Players: Unity Catalog, Glue + Lake Formation, BigQuery Data Catalog, DataHub (open-source), Atlan, Collibra, Alation.

Governance: Classification, Access, Masking

Classification

Tag columns by sensitivity: PII, PHI, financial, internal, public. Most catalogs / warehouses can auto-detect (regex + ML).

Access Control

RBAC — roles → privileges (analyst, engineer, finance).
ABAC — attribute-based, finer-grained ("only this region" / "only own customers").
Row-level security and column-level masking enforce least privilege without splitting tables.

-- Snowflake column-level masking
CREATE MASKING POLICY mask_email AS (val STRING) RETURNS STRING ->
  CASE
    WHEN CURRENT_ROLE() IN ('SUPPORT', 'PLATFORM') THEN val
    ELSE REGEXP_REPLACE(val, '.+@', '****@')
  END;

ALTER TABLE dim_customer
  MODIFY COLUMN email
  SET MASKING POLICY mask_email;

Retention

Keep data only as long as needed: legal minimum, business value, GDPR / CCPA "right to be forgotten". Automate deletion / anonymisation; don't rely on humans.

Audit

Every access logged: who queried what, when. All cloud warehouses provide query logs; centralise into a security data lake (or SIEM).

The Ownership Model

Modern best practice: the team that produces the data owns its quality. The platform team provides the tools — catalog, observability, contracts — but does not babysit every table.

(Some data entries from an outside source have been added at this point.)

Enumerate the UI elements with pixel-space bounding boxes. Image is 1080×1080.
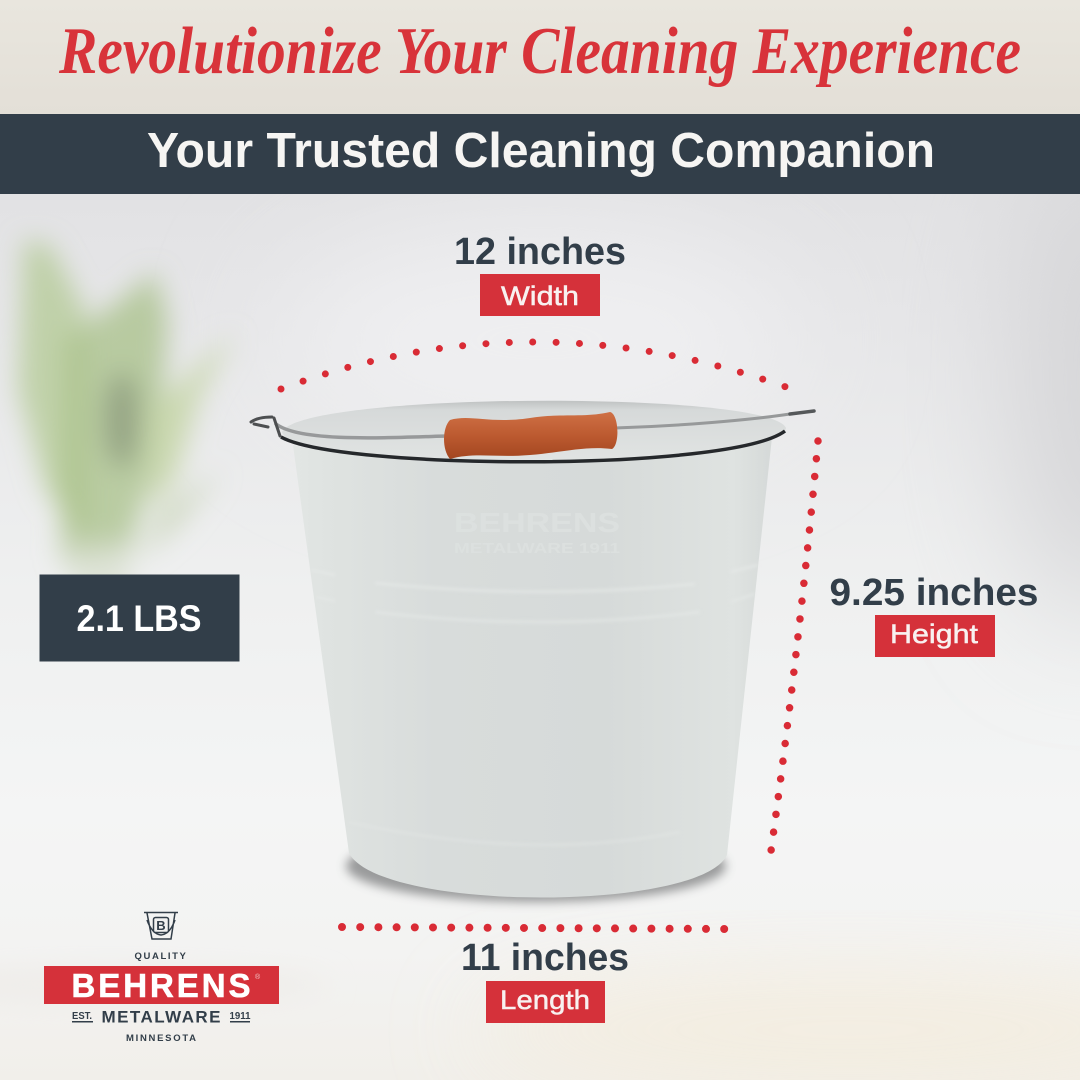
logo bucket icon [144,912,178,939]
logo: MINNESOTA [126,1033,196,1044]
width dotted arc [281,342,786,389]
subtitle band [0,114,1080,194]
length dotted line [342,927,725,929]
height label [830,572,1038,657]
width label [454,231,626,316]
logo: 1911 [230,1010,251,1022]
bucket body [293,437,772,898]
height label: 9.25 inches [830,572,1038,614]
subtitle band: Your Trusted Cleaning Companion [147,124,935,178]
logo: QUALITY [135,951,187,962]
embossed brand: BEHRENS [454,507,620,538]
blurred plant [18,240,236,600]
wire handle [251,411,814,438]
length label [461,937,629,1023]
embossed brand [454,507,620,557]
length label: 11 inches [461,937,629,979]
height dotted line [771,441,818,851]
rim [281,431,785,462]
logo: EST. [72,1010,92,1022]
wood grip [444,412,617,459]
logo [44,912,279,1044]
logo: METALWARE [102,1008,220,1026]
length label: Length [500,985,590,1015]
height label: Height [890,619,979,649]
bucket highlights [311,565,758,845]
logo: BEHRENS [72,967,250,1004]
embossed brand: METALWARE 1911 [454,540,620,557]
width label: Width [501,281,579,311]
logo bucket icon: B [156,918,166,933]
weight badge: 2.1 LBS [76,598,202,639]
top banner background [0,0,1080,114]
bucket [251,401,814,902]
bucket interior [282,401,786,462]
weight badge [40,574,240,662]
bucket shadow [346,830,726,902]
width label: 12 inches [454,231,626,273]
logo: ® [255,973,261,981]
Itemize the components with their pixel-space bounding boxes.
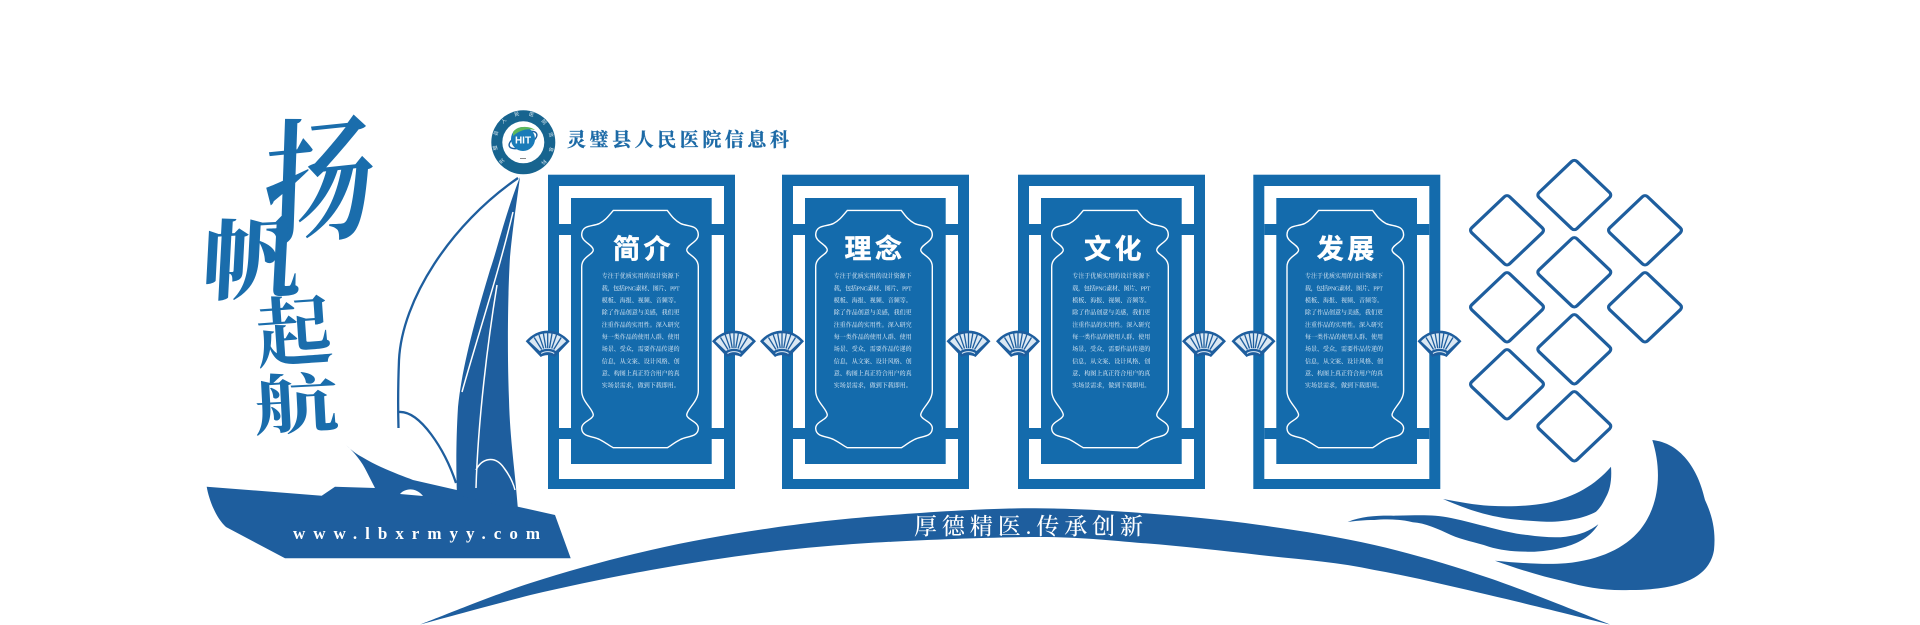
panel body text: 载，包括PNG素材、图片、PPT <box>1305 284 1383 293</box>
panel: 文化 <box>1018 175 1205 489</box>
panel body text: 注重作品的实用性。深入研究 <box>1305 321 1383 329</box>
panel body text: 意、构图上真正符合用户的真 <box>602 370 681 378</box>
panel body text <box>834 272 913 391</box>
sailing ship <box>207 177 571 558</box>
thin jib sail outline <box>398 178 518 483</box>
panel body text: 专注于优质实用的设计资源下 <box>1305 272 1383 280</box>
bottom arc banner <box>420 508 1610 624</box>
diamond photo frames <box>1469 159 1683 462</box>
panel body text: 每一类作品的使用人群、使用 <box>1305 333 1383 341</box>
panel body text <box>1305 272 1384 391</box>
panel body text: 意、构图上真正符合用户的真 <box>834 370 913 378</box>
panel body text: 每一类作品的使用人群、使用 <box>834 333 912 341</box>
hull window <box>400 489 423 496</box>
icon: folding fans between panels <box>526 331 1462 357</box>
calligraphy title: 扬帆起航: 起 <box>253 290 335 379</box>
panel body text: 模板、海报、视频、音频等。 <box>1072 296 1150 304</box>
heading: department name: 灵璧县人民医院信息科 <box>567 129 789 151</box>
panel body text: 载，包括PNG素材、图片、PPT <box>1072 284 1151 293</box>
calligraphy title: 扬帆起航 <box>199 103 378 445</box>
panel body text: 信息，从文案、设计风格、创 <box>1305 357 1383 366</box>
panel body text: 除了作品创意与美感，我们更 <box>1305 309 1383 318</box>
panel body text: 实场景需求，做到下载即用。 <box>602 382 680 391</box>
panel: 发展 <box>1253 175 1440 489</box>
ship hull <box>207 445 571 558</box>
panel body text: 专注于优质实用的设计资源下 <box>1072 272 1150 280</box>
panel: 理念 <box>782 175 969 489</box>
panel body text: 注重作品的实用性。深入研究 <box>834 321 912 329</box>
panel title: 简介 <box>613 235 674 265</box>
panel body text: 信息，从文案、设计风格、创 <box>602 357 680 366</box>
panel body text: 模板、海报、视频、音频等。 <box>1305 296 1383 304</box>
panel body text: 场景、受众，需要作品传递的 <box>602 345 680 354</box>
panel body text: 每一类作品的使用人群、使用 <box>1072 333 1150 341</box>
panel title: 发展 <box>1317 235 1378 265</box>
panel body text <box>602 272 681 391</box>
panel body text: 场景、受众，需要作品传递的 <box>1305 345 1383 354</box>
panel body text: 除了作品创意与美感，我们更 <box>602 309 680 318</box>
panel body text: 注重作品的实用性。深入研究 <box>1072 321 1150 329</box>
panel body text: 意、构图上真正符合用户的真 <box>1305 370 1384 378</box>
panel body text: 实场景需求，做到下载即用。 <box>1305 382 1383 391</box>
decorative waves <box>1348 440 1715 590</box>
website address: www.lbxrmyy.com <box>293 524 540 543</box>
panel body text: 除了作品创意与美感，我们更 <box>1072 309 1150 318</box>
panel body text: 信息，从文案、设计风格、创 <box>834 357 912 366</box>
panel body text: 场景、受众，需要作品传递的 <box>834 345 912 354</box>
calligraphy title: 扬帆起航: 航 <box>251 367 340 445</box>
panel body text: 实场景需求，做到下载即用。 <box>1072 382 1150 391</box>
panel body text: 模板、海报、视频、音频等。 <box>602 296 680 304</box>
slogan: 厚德精医.传承创新 <box>914 514 1143 539</box>
panel body text: 每一类作品的使用人群、使用 <box>602 333 680 341</box>
panel body text: 信息，从文案、设计风格、创 <box>1072 357 1150 366</box>
panel title: 理念 <box>844 234 906 265</box>
panel title: 文化 <box>1084 235 1145 265</box>
panel body text: 模板、海报、视频、音频等。 <box>834 296 912 304</box>
panel body text: 实场景需求，做到下载即用。 <box>834 382 912 391</box>
calligraphy title: 扬帆起航: 帆 <box>199 211 304 314</box>
sail white accents <box>462 212 515 490</box>
hospital logo badge: HIT <box>515 136 531 146</box>
panel body text: 载，包括PNG素材、图片、PPT <box>602 284 680 293</box>
panel body text: 载，包括PNG素材、图片、PPT <box>834 284 912 293</box>
panel body text: 注重作品的实用性。深入研究 <box>602 321 680 329</box>
panel body text: 除了作品创意与美感，我们更 <box>834 309 912 318</box>
panel body text: 专注于优质实用的设计资源下 <box>834 272 912 280</box>
panel body text: 意、构图上真正符合用户的真 <box>1072 370 1151 378</box>
hospital logo badge: 灵璧县人民医院信息科 <box>492 112 554 165</box>
panel body text: 场景、受众，需要作品传递的 <box>1072 345 1150 354</box>
panel: 简介 <box>548 175 735 489</box>
panel body text: 专注于优质实用的设计资源下 <box>602 272 680 280</box>
calligraphy title: 扬帆起航: 扬 <box>261 103 378 265</box>
main sail <box>456 177 520 510</box>
panel body text <box>1072 272 1151 391</box>
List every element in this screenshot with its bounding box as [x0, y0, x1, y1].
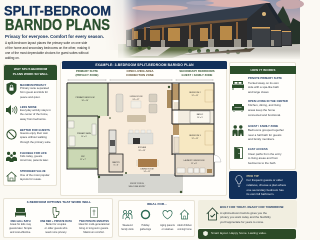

This is the core idea of data mesh: domain-oriented data ownership, with a central platform for discoverability and governance. You don't have to adopt the buzzword; the principle is sound.

An Operating Rhythm

Every production dataset has an owner, a contract, and tests.
Failed tests block downstream consumers (or alert + page).
Monthly review: stale tables, low-quality tables, undocumented tables.
Quarterly review: cost per dataset, top-10 most expensive queries.
Yearly review: classification, retention, access policies.

Cert Mapping

Cert	Governance scope
DP-203 / DP-700	Microsoft Purview, Fabric data lineage, sensitivity labels
AWS DEA-C01	Lake Formation, Glue Data Quality, Glue Data Catalog, IAM lake permissions
GCP PDE	Dataplex, Data Catalog, BigQuery policy tags, DLP

The Mindset

Quality and governance are not bureaucracy added on top of pipelines. They are the difference between a data platform people trust and one they tolerate. Build them in early; retrofitting is much harder than starting with them.